- Theatrical release poster
- Directed by: Sidney A. Franklin
- Written by: Bennett Cohen
- Based on: Athalie by Robert W. Chambers
- Produced by: Sidney A. Franklin
- Starring: Sylvia Breamer Conrad Nagel
- Cinematography: David Abel
- Production company: Mayflower Photoplay Company
- Distributed by: Associated First National Pictures
- Release date: November 29, 1920;
- Running time: 60 minutes

= Unseen Forces =

1920 film

Unseen Forces is a 1920 American silent drama film directed by Sidney A. Franklin and starring Sylvia Breamer and Conrad Nagel.

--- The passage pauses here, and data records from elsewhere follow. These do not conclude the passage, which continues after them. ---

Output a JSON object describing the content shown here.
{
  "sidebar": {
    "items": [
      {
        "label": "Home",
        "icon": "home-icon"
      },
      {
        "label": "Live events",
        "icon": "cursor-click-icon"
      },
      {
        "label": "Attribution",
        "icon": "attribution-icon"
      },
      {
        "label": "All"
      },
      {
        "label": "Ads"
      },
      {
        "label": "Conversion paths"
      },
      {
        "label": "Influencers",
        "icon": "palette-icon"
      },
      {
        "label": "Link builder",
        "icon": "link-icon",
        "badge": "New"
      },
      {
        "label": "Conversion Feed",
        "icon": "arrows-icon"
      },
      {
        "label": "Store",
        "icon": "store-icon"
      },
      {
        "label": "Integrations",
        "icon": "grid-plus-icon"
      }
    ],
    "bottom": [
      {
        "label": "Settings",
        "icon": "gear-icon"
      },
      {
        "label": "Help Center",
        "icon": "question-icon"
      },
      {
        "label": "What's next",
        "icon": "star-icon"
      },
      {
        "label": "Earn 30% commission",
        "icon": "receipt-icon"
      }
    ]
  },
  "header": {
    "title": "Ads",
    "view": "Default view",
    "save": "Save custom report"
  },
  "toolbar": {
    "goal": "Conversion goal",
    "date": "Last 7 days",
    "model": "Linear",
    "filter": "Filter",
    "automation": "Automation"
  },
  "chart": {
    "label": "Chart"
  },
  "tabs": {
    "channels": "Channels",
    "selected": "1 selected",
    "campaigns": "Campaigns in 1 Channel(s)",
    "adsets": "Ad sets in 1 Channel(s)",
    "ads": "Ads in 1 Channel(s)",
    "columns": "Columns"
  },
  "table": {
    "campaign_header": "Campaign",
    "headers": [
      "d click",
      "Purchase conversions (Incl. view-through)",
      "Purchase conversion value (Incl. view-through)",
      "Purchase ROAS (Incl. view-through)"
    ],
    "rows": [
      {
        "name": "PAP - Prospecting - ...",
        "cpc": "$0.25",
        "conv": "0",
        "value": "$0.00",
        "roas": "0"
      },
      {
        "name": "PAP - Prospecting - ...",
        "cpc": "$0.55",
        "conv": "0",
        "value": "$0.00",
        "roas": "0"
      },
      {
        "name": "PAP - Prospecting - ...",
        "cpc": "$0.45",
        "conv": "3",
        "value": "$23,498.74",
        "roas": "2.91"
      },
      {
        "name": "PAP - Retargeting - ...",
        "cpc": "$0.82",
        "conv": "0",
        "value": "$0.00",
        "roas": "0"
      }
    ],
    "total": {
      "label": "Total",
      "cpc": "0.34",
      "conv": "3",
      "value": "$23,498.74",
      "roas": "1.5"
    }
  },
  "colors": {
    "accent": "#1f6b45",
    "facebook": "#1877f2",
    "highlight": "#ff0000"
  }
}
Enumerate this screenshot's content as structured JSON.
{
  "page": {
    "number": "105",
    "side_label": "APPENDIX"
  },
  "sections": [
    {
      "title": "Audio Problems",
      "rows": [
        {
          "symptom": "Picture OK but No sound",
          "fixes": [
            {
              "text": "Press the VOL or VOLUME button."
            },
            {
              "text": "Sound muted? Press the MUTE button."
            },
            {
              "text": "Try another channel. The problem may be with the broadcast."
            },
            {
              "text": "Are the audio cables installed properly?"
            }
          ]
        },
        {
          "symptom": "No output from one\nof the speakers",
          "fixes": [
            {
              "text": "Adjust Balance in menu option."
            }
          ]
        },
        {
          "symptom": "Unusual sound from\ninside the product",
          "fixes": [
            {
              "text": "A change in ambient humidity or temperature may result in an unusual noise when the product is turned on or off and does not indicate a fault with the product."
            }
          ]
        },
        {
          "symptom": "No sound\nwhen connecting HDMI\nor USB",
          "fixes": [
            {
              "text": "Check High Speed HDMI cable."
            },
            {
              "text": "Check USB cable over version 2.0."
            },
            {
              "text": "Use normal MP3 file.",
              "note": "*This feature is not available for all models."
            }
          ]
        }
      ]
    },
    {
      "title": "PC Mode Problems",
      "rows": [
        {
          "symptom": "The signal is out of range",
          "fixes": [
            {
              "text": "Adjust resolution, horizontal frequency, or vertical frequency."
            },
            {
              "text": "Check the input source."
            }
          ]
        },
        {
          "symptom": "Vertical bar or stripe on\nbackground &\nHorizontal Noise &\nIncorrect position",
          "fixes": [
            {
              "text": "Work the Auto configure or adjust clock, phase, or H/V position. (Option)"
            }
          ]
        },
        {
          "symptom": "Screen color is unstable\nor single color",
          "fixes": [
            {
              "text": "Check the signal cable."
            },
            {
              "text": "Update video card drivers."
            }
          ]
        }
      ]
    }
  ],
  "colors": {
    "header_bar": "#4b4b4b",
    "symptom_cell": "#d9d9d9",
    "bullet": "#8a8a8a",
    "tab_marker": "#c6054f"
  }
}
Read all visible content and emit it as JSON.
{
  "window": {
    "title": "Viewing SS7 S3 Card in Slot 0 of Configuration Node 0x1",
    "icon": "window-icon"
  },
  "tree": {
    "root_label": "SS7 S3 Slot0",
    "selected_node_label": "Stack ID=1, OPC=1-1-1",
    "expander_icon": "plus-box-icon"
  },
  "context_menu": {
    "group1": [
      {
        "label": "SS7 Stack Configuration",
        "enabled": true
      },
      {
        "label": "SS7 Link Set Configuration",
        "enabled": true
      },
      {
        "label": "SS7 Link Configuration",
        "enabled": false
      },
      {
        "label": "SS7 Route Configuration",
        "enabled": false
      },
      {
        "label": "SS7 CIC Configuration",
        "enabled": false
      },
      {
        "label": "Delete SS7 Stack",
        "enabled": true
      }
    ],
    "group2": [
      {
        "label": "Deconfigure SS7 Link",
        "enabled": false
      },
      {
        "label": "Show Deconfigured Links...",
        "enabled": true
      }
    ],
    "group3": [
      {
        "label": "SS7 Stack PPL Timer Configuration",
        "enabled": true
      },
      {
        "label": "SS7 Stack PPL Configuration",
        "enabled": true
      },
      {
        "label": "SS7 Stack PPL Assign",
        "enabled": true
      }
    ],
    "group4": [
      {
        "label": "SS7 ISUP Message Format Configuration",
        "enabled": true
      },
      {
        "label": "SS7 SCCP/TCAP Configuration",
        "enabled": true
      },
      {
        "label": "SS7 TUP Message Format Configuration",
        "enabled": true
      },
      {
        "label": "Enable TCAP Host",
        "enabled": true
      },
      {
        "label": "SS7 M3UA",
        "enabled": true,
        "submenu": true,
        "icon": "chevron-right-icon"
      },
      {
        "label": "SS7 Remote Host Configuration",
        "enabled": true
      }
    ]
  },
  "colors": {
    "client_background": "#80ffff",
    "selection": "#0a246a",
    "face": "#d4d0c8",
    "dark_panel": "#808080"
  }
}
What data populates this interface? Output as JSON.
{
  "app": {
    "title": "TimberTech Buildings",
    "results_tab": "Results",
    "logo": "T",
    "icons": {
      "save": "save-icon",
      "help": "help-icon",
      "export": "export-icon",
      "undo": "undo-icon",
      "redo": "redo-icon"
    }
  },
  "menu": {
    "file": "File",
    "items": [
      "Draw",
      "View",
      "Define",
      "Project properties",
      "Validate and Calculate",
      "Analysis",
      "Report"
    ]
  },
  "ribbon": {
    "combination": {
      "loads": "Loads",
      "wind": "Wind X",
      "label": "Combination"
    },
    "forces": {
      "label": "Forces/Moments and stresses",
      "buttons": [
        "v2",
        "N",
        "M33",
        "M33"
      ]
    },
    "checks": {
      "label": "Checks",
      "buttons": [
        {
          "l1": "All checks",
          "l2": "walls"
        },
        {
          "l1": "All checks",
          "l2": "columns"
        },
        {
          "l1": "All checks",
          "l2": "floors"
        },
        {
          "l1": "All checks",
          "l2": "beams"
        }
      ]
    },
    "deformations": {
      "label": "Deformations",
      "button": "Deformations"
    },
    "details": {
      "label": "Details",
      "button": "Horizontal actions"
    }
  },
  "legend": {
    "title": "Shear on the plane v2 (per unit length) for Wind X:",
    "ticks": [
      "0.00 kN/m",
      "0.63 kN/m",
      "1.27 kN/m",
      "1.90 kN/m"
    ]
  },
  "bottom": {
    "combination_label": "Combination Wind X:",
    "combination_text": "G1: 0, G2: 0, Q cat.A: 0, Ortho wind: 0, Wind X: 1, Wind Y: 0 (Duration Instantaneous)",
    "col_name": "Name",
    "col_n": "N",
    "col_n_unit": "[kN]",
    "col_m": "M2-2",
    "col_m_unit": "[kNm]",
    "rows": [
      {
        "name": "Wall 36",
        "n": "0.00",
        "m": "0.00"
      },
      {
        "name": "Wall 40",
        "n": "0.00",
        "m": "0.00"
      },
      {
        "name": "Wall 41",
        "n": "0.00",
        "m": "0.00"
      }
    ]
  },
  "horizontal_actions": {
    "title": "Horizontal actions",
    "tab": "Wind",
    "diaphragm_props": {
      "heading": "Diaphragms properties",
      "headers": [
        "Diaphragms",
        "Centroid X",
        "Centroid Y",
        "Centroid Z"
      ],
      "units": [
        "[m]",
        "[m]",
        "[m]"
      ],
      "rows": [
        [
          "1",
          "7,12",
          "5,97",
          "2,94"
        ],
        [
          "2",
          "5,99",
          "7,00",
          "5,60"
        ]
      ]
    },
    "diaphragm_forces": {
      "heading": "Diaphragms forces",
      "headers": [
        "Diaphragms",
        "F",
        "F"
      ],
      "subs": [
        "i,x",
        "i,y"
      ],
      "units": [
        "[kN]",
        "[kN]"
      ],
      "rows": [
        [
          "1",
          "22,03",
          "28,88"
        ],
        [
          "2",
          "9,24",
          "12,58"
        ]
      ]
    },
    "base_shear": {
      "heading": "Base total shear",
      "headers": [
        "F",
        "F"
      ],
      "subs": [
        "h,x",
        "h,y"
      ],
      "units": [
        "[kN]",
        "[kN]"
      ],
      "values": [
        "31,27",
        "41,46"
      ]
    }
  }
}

It is based on the 1915 novel Athalie by Robert W. Chambers.

It was produced by the same production company that produced The Miracle Man the year before, Mayflower Photoplay Company and was distributed by Associated First National Pictures on November 29, 1920.

==Cast==
- Sylvia Breamer as Miriam Holt
- Rosemary Theby as Winifred
- Conrad Nagel as Clyde Brunton
- Robert Cain as Arnold Crane
- Sam De Grasse as Captain Stanley
- Edward Martindel as George Brunton
- Harry Garrity as Peter Holt
- James O. Barrows as Joe Simmons
- Aggie Herring as Mrs. Leslie
- Andrew Arbuckle as Mr. Leslie
- Albert R. Cody as Henry Leslie

==Preservation==
It was long thought to be lost until an complete print was found in the New Zealand archive with a copy repatriated to the Library of Congress.